Natural Killer (NK) Alloreactivity Seems Not to Play a Role in Preventing Leukemia Relapse in Unmanipulated Haploidentical Bone Marrow Transplantation with Post-Transplant Cyclophosphamide

Background

Natural Killer (NK) cells have been widely studied due to their non-major histocompatibility complex (MHC)-restricted cytotoxicity towards transformed or virally infected target cells. In the setting of hematopoietic stem cell transplantation (HSCT), donor NK cells may be “alloreactive” as their killer immunoglobuline-like receptors (KIRs) do not recognize their ligands on recipient human leukocyte antigen (HLA) class I molecules (i.e. KIR-ligands), leading to NK activation.
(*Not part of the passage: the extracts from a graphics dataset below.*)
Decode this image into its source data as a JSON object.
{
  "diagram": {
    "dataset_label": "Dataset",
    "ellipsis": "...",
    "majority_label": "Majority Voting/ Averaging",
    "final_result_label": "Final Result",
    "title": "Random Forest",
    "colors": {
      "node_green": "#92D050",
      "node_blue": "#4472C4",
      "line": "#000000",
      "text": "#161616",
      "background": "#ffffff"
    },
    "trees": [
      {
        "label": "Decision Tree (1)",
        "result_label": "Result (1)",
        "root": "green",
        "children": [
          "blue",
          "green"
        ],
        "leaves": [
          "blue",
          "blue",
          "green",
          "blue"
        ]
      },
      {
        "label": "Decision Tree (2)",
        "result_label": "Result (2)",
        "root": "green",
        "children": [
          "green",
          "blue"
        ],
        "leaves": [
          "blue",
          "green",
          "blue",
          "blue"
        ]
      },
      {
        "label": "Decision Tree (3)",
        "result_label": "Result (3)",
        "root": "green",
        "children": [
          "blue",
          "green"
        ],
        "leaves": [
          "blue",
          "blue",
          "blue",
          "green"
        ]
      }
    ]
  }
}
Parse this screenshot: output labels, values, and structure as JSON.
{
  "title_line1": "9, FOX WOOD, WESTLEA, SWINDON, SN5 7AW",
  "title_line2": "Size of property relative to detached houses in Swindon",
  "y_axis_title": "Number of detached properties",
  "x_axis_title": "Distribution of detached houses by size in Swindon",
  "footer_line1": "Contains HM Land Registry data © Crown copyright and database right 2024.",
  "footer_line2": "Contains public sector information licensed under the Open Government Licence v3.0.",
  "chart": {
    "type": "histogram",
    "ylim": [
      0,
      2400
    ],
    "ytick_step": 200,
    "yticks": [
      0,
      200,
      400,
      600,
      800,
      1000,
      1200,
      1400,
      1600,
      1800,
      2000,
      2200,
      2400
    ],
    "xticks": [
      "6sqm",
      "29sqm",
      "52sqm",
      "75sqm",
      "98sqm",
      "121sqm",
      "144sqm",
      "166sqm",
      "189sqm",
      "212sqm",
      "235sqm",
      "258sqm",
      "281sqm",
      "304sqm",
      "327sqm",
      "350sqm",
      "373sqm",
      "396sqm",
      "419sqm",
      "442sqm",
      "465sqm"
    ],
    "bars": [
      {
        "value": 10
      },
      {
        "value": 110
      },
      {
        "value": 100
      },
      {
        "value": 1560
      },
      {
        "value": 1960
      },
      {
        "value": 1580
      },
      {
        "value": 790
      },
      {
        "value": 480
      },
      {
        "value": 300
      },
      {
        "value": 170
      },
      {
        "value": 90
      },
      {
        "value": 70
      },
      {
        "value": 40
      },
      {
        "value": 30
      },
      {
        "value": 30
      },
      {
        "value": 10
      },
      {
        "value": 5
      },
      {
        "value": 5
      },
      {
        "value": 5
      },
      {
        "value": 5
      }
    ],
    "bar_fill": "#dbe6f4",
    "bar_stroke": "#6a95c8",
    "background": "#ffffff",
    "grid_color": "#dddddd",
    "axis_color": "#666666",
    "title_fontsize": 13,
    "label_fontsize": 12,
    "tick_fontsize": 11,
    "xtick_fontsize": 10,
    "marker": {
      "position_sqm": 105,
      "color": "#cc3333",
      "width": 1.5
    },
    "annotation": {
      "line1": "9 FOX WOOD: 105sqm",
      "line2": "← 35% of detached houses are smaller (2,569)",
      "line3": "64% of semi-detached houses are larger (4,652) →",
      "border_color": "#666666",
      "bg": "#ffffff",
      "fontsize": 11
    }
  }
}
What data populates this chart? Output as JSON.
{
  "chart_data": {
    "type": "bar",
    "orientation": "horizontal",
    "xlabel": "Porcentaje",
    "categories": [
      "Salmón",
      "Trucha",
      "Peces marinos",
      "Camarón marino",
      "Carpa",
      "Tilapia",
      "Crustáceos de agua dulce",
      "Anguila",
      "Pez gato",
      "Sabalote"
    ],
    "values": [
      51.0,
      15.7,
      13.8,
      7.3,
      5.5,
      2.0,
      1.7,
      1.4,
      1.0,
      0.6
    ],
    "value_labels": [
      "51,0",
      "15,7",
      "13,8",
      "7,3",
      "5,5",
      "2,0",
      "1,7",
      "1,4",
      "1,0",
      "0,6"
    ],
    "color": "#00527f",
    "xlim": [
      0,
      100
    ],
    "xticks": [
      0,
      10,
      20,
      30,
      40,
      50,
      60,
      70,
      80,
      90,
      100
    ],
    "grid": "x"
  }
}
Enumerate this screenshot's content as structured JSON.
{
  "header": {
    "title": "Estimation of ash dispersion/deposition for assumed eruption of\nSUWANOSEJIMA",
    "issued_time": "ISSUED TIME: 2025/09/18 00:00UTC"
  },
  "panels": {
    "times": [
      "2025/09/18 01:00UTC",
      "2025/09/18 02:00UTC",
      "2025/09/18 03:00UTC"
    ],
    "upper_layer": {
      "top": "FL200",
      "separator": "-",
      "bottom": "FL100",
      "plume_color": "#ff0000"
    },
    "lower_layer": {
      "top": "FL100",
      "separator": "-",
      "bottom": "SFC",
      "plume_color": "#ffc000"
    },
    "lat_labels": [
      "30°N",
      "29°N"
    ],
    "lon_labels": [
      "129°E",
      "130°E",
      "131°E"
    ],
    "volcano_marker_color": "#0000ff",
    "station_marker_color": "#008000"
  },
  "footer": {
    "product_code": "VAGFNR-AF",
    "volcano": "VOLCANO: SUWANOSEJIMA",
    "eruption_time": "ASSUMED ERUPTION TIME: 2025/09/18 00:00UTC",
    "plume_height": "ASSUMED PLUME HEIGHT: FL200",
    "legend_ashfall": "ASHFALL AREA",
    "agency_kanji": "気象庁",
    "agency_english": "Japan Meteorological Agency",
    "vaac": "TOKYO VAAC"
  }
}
NK alloreactivity can often occur in haploidentical HSCT (Haplo-HSCT), by means of KIR/KIR-L mismatch in graft versus host (GvH) direction, contributing to graft-versus leukemia (GvL) effect, clearing residual leukemic blasts. In the last decade, several studies have shown that NK cells alloreactivity plays a role in T-depleted Haplo-HSCT leading to higher disease free survival rates for patients transplanted from NK-alloreactive donors; recent studies have also shown that donors having KIR B haplotypes (characterized by the presence of more activating KIR) or expressing KIR2DS1 correlated with a better clinical outcome of transplantation. Thus, these NK cell features might be positively considered in the donor selection strategy.

Materials and Methods:

We analyzed NK-alloreactivity in the setting of unmanipulated Haplo-HSCT with post-transplant cyclophosphamide for patients affected by acute myeloid leukemia or myelodisplastic syndromes. 101 consecutive patients transplanted from September, 2010 to October, 2014 were enrolled, with the big majority of donors and patients studied for HLA-genotype and KIR.

Results:

Disease status at HSCT was the most relevant factor affecting  outcome (p <0.0001), with 3 y 78% overall survival (OS) and 76% disease free survival (DFS) rates for “early” patients (CR1+CR2, n=61) versus 33% OS and 28% DFS rates for “advanced” patients (CR3 or active disease, n=40). Nor NK-alloreactivity nor the presence of donor KIR-B haplotype nor the presence of donor KIR2DS1 seemed to play a role in preventing leukemia relapse. NK alloreactive patients had DFS rate similar to non-NK alloreactive group (62% vs 59%, p 0.47) with a better, still non-significant trend in OS (72% vs 60%, p 0.14) for NK-alloreactive patients. Similarly, Haplo-HSCT from donors with KIR-B haplotype (with B-content score>=2) or who had KIR2DS1 was not associated with better outcome (p 0.67 and p 0.89, respectively). We observed an high expression of CD56 and inhibitory receptors such as NKG2A on surface of NK cells in post-HSCT samples, suggesting that  NK-cell function could be inhibited in unmanipulated haploidentical setting. 

Conclusions

NK alloreactivity seems not to play a role in preventing leukemia relapse in unmanipulated haploidentical transplantation with post-transplantation. The different immunosuppressive approach of this Haplo-HSCT setting compared to T-depleted Haplo-HSCT, with concomitant use of cyclosporine from early transplant days, which has been shown to interact and possibly inhibit NK cells in vivo, and post transplant cyclophosphamide effects, selectively killing activated T-cell and inducing long-term tolerance, could affect NK efficacy. Further studies are needed to better understand the complexity of this intriguing issue, leading to a more complete definition of NK cell functions in this Haplo-HSCT setting.